A fraudulent credit card charge or data hack can be a big hassle. A loss of your investments to theft can wreck your retirement. The GAO report found one instance where a retirement plan participant had $245,000 stolen from their account after a cyberthief obtained personal information, including the last four digits of their Social Security number and date of birth.

Something else that’s unique about retirement accounts is how infrequently most people check them, Marinos says. You are probably more likely to check your checking or credit card account on a regular basis than you are your 401(k).

“As a result, if some sort of nefarious activity were taking place, it may take longer for it to be detected,” Marinos says. 

What You Can Do to Protect Your Data and Investments

Back to the good news: There are some immediate and simple things you can do to protect your retirement accounts. 

While common retirement investing advice calls for not sweating the daily ups and downs of your accounts, that doesn’t mean you should go weeks or months without checking them. Make a habit to check on your financial accounts at least every month, so you notice anything suspicious sooner than later, Marinos says. Consider checking on your retirement accounts every month when you pay your bills as a way to build this into your routine.

These risks apply broadly across the financial services industry, so it isn’t as simple as using one investing platform over another, Marinos says. Companies are increasingly susceptible to attacks, he says, and your best bet is to follow the cybersecurity fundamentals:

  1. Use stronger account authentication: Enact 2-factor authentication whenever possible, which requires you to both enter your username and password, and then confirm it is actually you seeking to access the account, commonly via text, phone call, or mobile app.
  2. Use stronger passwords: The longer and more complex the better. Don’t use a common password across multiple accounts. Password managers can be a good way to save and store multiple strong passwords. 
  3. Be mindful of how you access your accounts: Whether you use a smartphone, laptop, desktop, or other device, make sure you are up to date with system updates and security software. Don’t access your retirement or bank accounts on public computers.
  4. Be skeptical, and trust your instinct: If an email or phone call looks or seems suspicious, assume it is. Don’t respond to a suspicious email that appears to be from your plan administrator.
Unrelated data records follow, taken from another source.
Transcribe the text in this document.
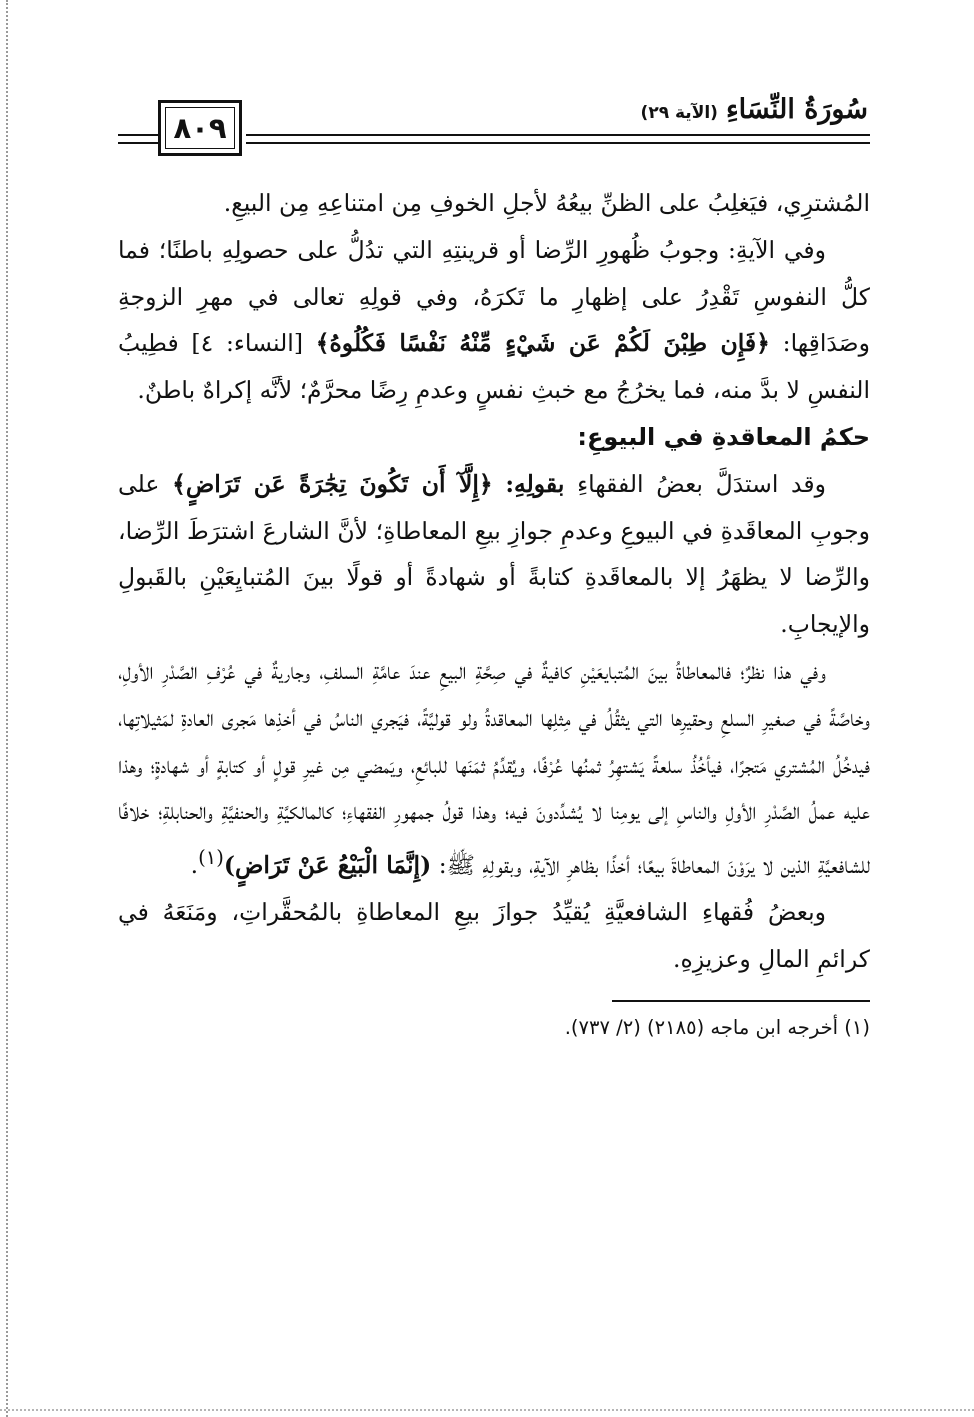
٨٠٩
سُورَةُ النِّسَاءِ
(الآية ٢٩)

المُشترِي، فيَغلِبُ على الظنِّ بيعُهُ لأجلِ الخوفِ مِن امتناعِهِ مِن البيعِ.

وفي الآيةِ: وجوبُ ظُهورِ الرِّضا أو قرينتِهِ التي تدُلُّ على حصولِهِ باطنًا؛ فما كلُّ النفوسِ تَقْدِرُ على إظهارِ ما تَكرَهُ، وفي قولِهِ تعالى في مهرِ الزوجةِ وصَدَاقِها: ﴿فَإِن طِبْنَ لَكُمْ عَن شَيْءٍ مِّنْهُ نَفْسًا فَكُلُوهُ﴾ [النساء: ٤] فطِيبُ النفسِ لا بدَّ منه، فما يخرُجُ مع خبثِ نفسٍ وعدمِ رِضًا محرَّمٌ؛ لأنَّه إكراهٌ باطنٌ.

حكمُ المعاقدةِ في البيوعِ:

وقد استدَلَّ بعضُ الفقهاءِ بقولِهِ: ﴿إِلَّآ أَن تَكُونَ تِجَٰرَةً عَن تَرَاضٍ﴾ على وجوبِ المعاقَدةِ في البيوعِ وعدمِ جوازِ بيعِ المعاطاةِ؛ لأنَّ الشارعَ اشترَطَ الرِّضا، والرِّضا لا يظهَرُ إلا بالمعاقَدةِ كتابةً أو شهادةً أو قولًا بينَ المُتبايِعَيْنِ بالقَبولِ والإيجابِ.

وفي هذا نظرٌ؛ فالمعاطاةُ بينَ المُتبايعَيْنِ كافيةٌ في صِحَّةِ البيعِ عندَ عامَّةِ السلفِ، وجاريةٌ في عُرْفِ الصَّدْرِ الأولِ، وخاصَّةً في صغيرِ السلعِ وحقيرِها التي يثقُلُ في مِثلِها المعاقدةُ ولو قوليَّةً، فيَجري الناسُ في أخذِها مَجرى العادةِ لمَثيلاتِها، فيدخُلُ المُشتري مَتجرًا، فيأخُذُ سلعةً يَشتهِرُ ثمنُها عُرْفًا، ويُقدِّمُ ثمَنَها للبائعِ، ويَمضي مِن غيرِ قولٍ أو كتابةٍ أو شهادةٍ؛ وهذا عليه عملُ الصَّدْرِ الأولِ والناسِ إلى يومِنا لا يُشدِّدونَ فيه؛ وهذا قولُ جمهورِ الفقهاءِ؛ كالمالكيَّةِ والحنفيَّةِ والحنابلةِ؛ خلافًا للشافعيَّةِ الذين لا يرَوْنَ المعاطاةَ بيعًا؛ أخذًا بظاهرِ الآيةِ، وبقولِهِ ﷺ: (إِنَّمَا الْبَيْعُ عَنْ تَرَاضٍ)$^{(١)}$.

وبعضُ فُقهاءِ الشافعيَّةِ يُقيِّدُ جوازَ بيعِ المعاطاةِ بالمُحقَّراتِ، ومَنَعَهُ في كرائمِ المالِ وعزيزِهِ.

(١) أخرجه ابن ماجه (٢١٨٥) (٢/ ٧٣٧).
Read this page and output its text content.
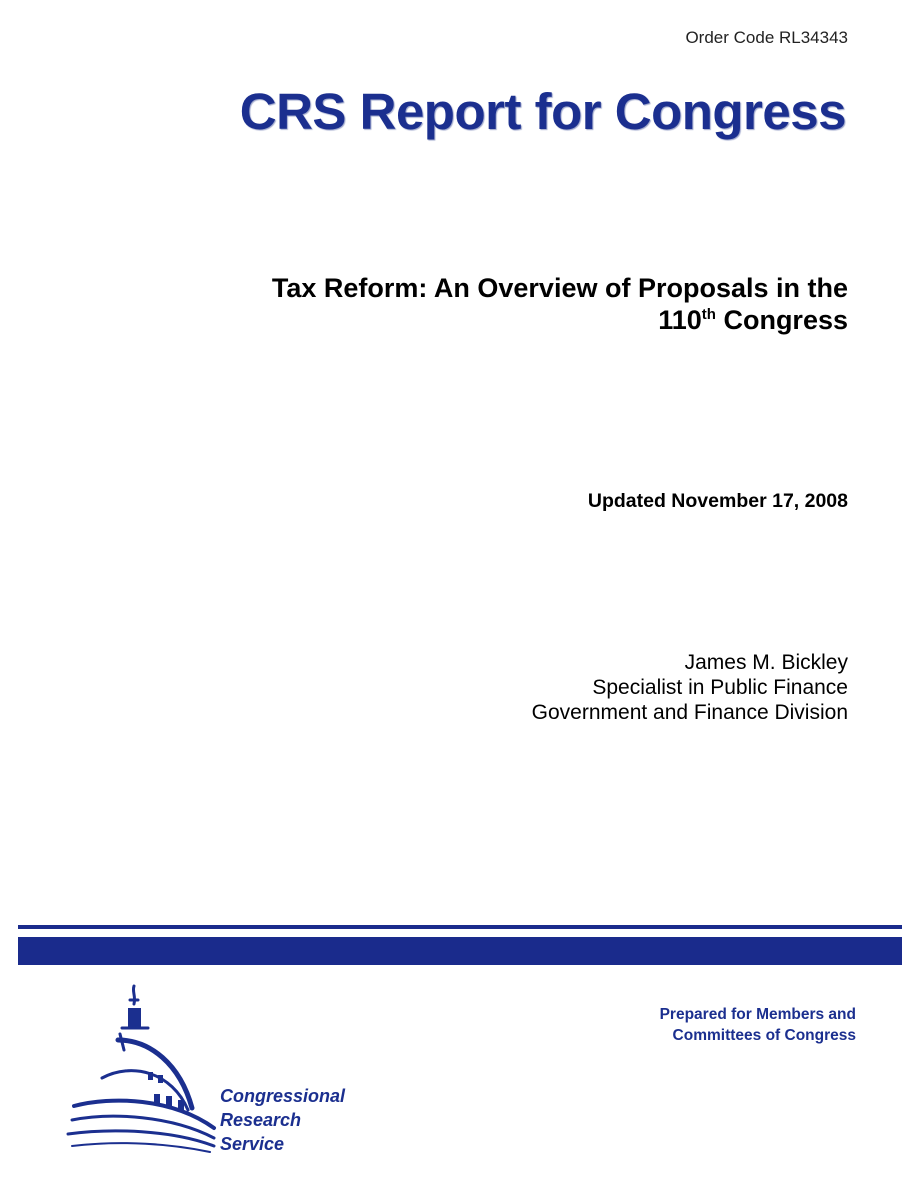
Order Code RL34343
CRS Report for Congress
Tax Reform: An Overview of Proposals in the
110th Congress
Updated November 17, 2008
James M. Bickley
Specialist in Public Finance
Government and Finance Division
Prepared for Members and
Committees of Congress
Congressional
Research
Service
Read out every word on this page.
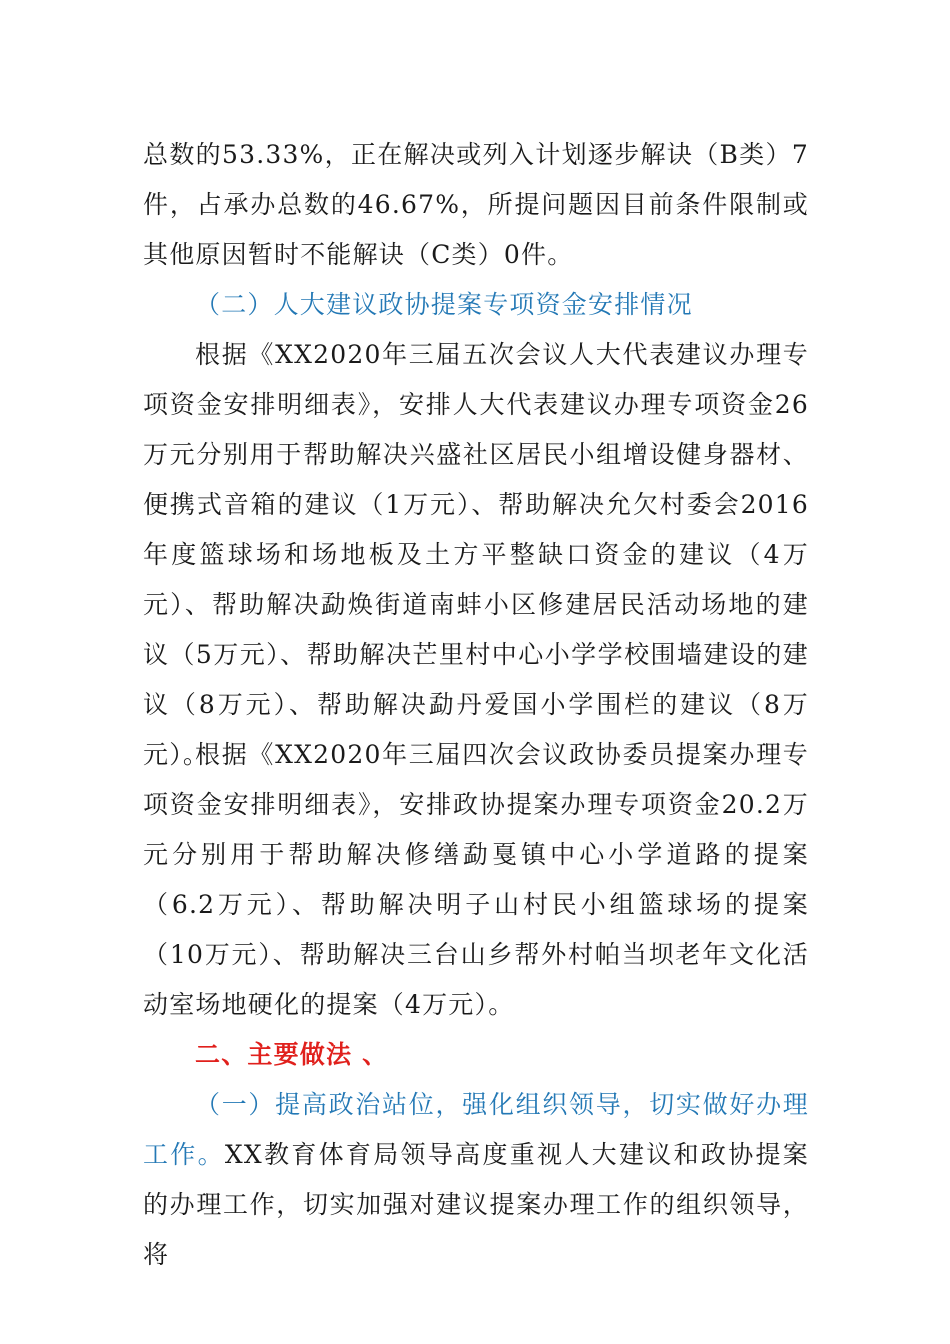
总数的53.33%，正在解决或列入计划逐步解诀（B类）7件，占承办总数的46.67%，所提问题因目前条件限制或其他原因暂时不能解诀（C类）0件。

（二）人大建议政协提案专项资金安排情况

根据《XX2020年三届五次会议人大代表建议办理专项资金安排明细表》，安排人大代表建议办理专项资金26万元分别用于帮助解决兴盛社区居民小组增设健身器材、便携式音箱的建议（1万元）、帮助解决允欠村委会2016年度篮球场和场地板及土方平整缺口资金的建议（4万元）、帮助解决勐焕街道南蚌小区修建居民活动场地的建议（5万元）、帮助解决芒里村中心小学学校围墙建设的建议（8万元）、帮助解决勐丹爱国小学围栏的建议（8万元）。

根据《XX2020年三届四次会议政协委员提案办理专项资金安排明细表》，安排政协提案办理专项资金20.2万元分别用于帮助解决修缮勐戛镇中心小学道路的提案（6.2万元）、帮助解决明子山村民小组篮球场的提案（10万元）、帮助解决三台山乡帮外村帕当坝老年文化活动室场地硬化的提案（4万元）。

二、主要做法 、

（一）提高政治站位，强化组织领导，切实做好办理工作。XX教育体育局领导高度重视人大建议和政协提案的办理工作，切实加强对建议提案办理工作的组织领导，将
Instead, call them directly to confirm whether the email is legitimate.
  5. Be mindful of what you share online: The more personal information you share online, the more likely that information can be used in attempts to gain access to your accounts.

For more information about cybersecurity risks and things you can do to protect yourself, the U.S. Cybersecurity & Infrastructure Security Agency hosts a website full of tips and information.

What Should the Government Be Doing About It?

The GAO has included cybersecurity on its list of the highest risk areas to the federal government in the nation for nearly 25 years, Marinos says. “The urgency is getting even more dire for the federal government to take action.”

As for what that action should be, the GAO report includes two key recommendations: 

  1. The Department of Labor (DOL) should formally define whether or not it is the responsibility of platforms administering 401(k) and similar defined contribution accounts to mitigate these cybersecurity risks.
  2. The DOL should create and issue guidance that defines minimum expectations for mitigating these cybersecurity risks, to be followed by companies offering these plans.

This lack of clarity on cybersecurity standards across the different companies that have access to people’s retirement accounts — from the plan administrators to your employer for 401(k) accounts — is a common theme in the report. “The bottom line of our report ended up being that there needs to be better clarity as to what are the responsibilities of entities that have access to our personal information,” Marinos says.

Without that, attackers will look for the most vulnerable companies, with the risks passed on to retirement investors who use them.